Os 195 países e a União Europeia estão reunidos em Paris para discutir como se pode travar o aumento da temperatura média global – que não deveria ultrapassar os 2º C até 2100 quando comparada com os níveis do período pré-industrial. Esse aumento da temperatura é causado principalmente pela emissão de gases com efeito de estufa. Um desses gases é o dióxido de carbono emitido, por exemplo, pela queima de combustíveis fósseis para produção de energia. O ideal era que todos os países usassem 100% de energias renováveis, mas é natural que um dos maiores exportadores de petróleo, e um dos maiores poluidores, não tenha qualquer interesse nesse objetivo.
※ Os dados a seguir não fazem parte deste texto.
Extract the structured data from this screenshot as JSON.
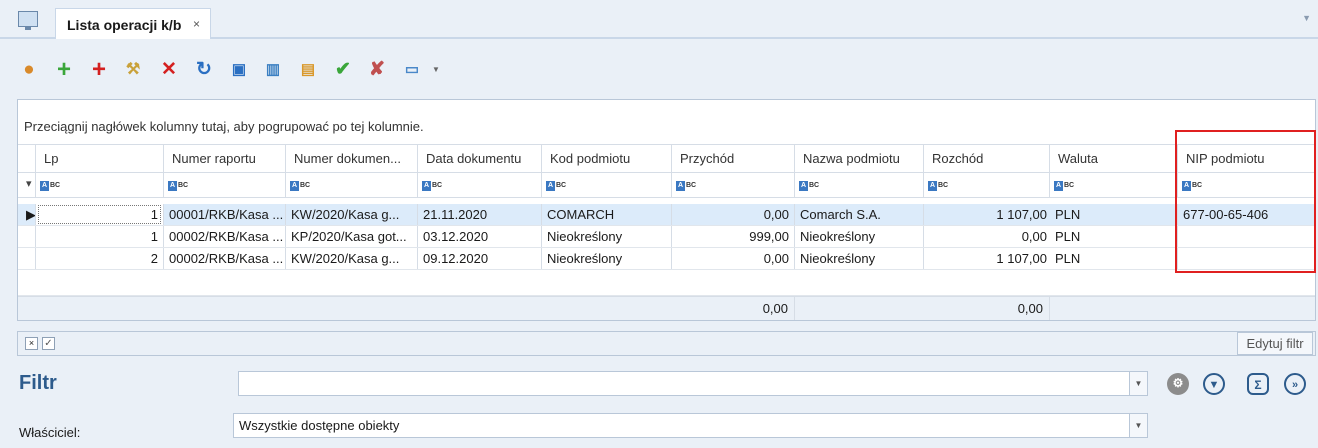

A posição pouco favorável parece ter sido espelhada pelo próprio ministro do Petróleo, Ali al-Naimi, que disse na sessão ministerial que a Arábia Saudita não pode diferenciar as energias “limpas” das “sujas”. Uma atitude tida como uma antítese do objetivo da COP21 e que lhe valeu o Fóssil do Dia a 7 de dezembro, conforme relata a ECO – a newsletter diária da Climate Action Network, uma rede de organizações não-governamentais.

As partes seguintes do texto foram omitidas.